Operation

A service fulfils the request of a client through discoverable endpoints of an encapsulated implementation described by a well-defined interface with a uniform messaging protocol plus respective information model.

The following diagram is an example with composite services:

SLA: Service Level Agreement (legal terms, rights & obligations); SD: Service Description; CD: Composition Description (technical binding between multiple services or application parts)

The following is a service description:

{
    "services":[
        {
            "id":"766fa866-a950-4b12-adff-c11fa4cf8fdc",
            "name":"cloudamqp",
            "description":"Managed HA RabbitMQ servers",
            "requires":[],
            "tags":[ "amqp", "rabbitmq", "messaging" ],
            "bindable": true,
            // can be bound to app
            "metadata":{
                // infos displayed in Catalog
                "displayName":"CloudAMQP",
                "imageUrl":"https://example.com/amqp.png",
                "longDescription":"Managed, highly available,
                RabbitMQ clusters",
                "providerDisplayName":"84codes AB",
                "documentationUrl":"http://www…./....html",
                "supportUrl":"http://www.cloudamqp.com/support.html"
            },
            "plan_updateable": true, // can up/downgrade plan
            "plans":[
                {
                    "id":"024f3452-67f8-40bc-a724-a20c4ea24b1c",
                    "name":"bunny",
                    "description":"A mid-sized plan",
                    "free": "false"
                    "metadata":{
                    "bullets":[
                        "20 GB of messages",
                        "20 connections"
                    ],
                    "costs":[{
                        "amount": { "usd":99.0 },
                        "unit":"MONTHLY"
                    },{
                        "amount":{ "usd":0.99 },
                        "unit":"1GB of messages over 20GB"
                    }],
                    "displayName":"Big Bunny"
                }
            ]
        },
        ...
    ]
}

Service Registry

A service publishing means that it registers itself with the registry and notifies the registry what it is. On the other side, when a consumer tries to find a server, it asks the registry. Then, once a specific service has been found, the consumer binds to the provider directly.

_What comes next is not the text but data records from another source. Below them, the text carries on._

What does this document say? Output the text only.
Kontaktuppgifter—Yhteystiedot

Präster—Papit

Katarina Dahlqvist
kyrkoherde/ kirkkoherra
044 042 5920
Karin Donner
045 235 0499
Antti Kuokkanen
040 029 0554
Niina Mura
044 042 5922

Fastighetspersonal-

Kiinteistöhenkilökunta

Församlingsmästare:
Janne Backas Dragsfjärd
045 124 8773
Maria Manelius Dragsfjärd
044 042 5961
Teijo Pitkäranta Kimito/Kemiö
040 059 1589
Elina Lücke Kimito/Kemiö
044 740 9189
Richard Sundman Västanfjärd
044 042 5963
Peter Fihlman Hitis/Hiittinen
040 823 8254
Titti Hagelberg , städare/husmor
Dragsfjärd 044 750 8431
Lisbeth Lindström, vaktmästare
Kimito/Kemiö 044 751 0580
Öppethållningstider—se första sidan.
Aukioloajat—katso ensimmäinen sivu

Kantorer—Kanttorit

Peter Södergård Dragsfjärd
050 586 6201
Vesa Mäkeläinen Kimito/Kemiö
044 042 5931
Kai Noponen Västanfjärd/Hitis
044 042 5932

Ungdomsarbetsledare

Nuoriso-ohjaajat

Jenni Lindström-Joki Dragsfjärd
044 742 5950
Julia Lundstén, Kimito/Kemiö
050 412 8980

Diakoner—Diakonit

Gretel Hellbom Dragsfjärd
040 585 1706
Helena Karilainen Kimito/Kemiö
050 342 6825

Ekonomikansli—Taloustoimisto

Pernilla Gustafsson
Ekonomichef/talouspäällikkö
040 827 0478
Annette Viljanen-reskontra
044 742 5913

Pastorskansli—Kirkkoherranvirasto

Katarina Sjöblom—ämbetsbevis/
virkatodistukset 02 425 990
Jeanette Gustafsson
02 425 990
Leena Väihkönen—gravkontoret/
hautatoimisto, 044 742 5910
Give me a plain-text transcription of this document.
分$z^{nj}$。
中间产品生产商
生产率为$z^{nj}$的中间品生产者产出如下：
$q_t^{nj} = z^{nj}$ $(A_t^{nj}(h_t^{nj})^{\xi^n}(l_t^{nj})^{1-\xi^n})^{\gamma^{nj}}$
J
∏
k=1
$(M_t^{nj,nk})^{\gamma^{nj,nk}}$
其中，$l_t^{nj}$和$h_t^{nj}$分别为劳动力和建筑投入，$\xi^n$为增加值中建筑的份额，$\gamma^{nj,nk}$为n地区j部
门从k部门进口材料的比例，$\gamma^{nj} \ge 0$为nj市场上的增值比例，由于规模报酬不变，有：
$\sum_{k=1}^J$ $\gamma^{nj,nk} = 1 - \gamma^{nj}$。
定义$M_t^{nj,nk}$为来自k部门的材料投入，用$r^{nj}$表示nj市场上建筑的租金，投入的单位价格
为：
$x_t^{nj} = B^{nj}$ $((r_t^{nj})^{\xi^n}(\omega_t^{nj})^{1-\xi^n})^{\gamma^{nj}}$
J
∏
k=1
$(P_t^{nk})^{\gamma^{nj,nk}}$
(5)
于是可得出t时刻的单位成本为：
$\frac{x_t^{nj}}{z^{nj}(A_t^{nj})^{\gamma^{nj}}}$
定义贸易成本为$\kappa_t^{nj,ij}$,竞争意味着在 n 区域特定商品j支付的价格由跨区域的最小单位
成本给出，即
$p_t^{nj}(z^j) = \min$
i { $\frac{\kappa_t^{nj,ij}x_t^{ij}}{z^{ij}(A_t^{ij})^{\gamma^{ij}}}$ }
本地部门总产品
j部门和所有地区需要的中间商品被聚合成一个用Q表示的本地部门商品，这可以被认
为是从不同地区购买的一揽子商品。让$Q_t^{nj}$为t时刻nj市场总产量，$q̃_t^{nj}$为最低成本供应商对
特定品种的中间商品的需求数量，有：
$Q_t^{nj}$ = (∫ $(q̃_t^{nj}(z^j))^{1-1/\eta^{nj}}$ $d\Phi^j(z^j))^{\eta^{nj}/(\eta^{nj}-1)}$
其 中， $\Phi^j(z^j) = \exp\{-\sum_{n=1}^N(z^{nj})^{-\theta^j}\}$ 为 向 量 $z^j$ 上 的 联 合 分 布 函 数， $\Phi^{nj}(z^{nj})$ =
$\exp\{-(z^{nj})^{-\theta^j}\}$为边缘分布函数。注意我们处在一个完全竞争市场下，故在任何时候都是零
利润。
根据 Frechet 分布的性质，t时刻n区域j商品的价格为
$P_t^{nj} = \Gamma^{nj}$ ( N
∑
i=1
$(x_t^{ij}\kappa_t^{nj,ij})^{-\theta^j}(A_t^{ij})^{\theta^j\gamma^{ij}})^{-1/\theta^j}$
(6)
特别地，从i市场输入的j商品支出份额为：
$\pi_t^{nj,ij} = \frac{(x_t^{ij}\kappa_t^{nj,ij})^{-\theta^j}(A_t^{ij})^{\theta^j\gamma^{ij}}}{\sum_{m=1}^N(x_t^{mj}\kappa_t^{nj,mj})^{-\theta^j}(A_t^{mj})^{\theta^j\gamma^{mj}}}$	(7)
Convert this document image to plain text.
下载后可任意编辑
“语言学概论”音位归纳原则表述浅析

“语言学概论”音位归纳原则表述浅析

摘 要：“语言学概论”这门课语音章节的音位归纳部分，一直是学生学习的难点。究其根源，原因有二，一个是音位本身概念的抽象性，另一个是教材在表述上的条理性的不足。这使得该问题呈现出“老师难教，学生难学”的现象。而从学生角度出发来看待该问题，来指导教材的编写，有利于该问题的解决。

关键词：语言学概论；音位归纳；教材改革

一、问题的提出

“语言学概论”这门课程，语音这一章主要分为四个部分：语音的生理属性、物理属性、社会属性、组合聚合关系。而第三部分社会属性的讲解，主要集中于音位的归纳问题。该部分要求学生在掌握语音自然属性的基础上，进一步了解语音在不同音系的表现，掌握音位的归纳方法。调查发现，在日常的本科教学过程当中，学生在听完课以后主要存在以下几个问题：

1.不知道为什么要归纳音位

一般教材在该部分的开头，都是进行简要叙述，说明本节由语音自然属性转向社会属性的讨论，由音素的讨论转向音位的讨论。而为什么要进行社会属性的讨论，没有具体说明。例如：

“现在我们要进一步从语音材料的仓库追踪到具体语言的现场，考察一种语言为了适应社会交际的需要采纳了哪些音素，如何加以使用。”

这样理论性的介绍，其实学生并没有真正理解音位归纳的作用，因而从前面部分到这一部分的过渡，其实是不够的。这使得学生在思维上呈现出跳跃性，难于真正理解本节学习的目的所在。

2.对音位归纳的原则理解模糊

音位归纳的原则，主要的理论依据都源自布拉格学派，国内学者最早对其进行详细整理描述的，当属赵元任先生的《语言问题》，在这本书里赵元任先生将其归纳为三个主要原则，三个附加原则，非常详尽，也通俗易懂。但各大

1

However, in practice, a service registry is rarely just a registry.

Brokers can be implemented on a global level (globally accessible), provider level (only accessible within a platform, like azure) or tenant level (only accessible from within the company).

Open Service Broker API (OSB)

This API standardises how services can be found and bound.

Provisioning and binding are two actions, since it is possible to bind a service to multiple other services (e.g. a database which multiple applications connect to).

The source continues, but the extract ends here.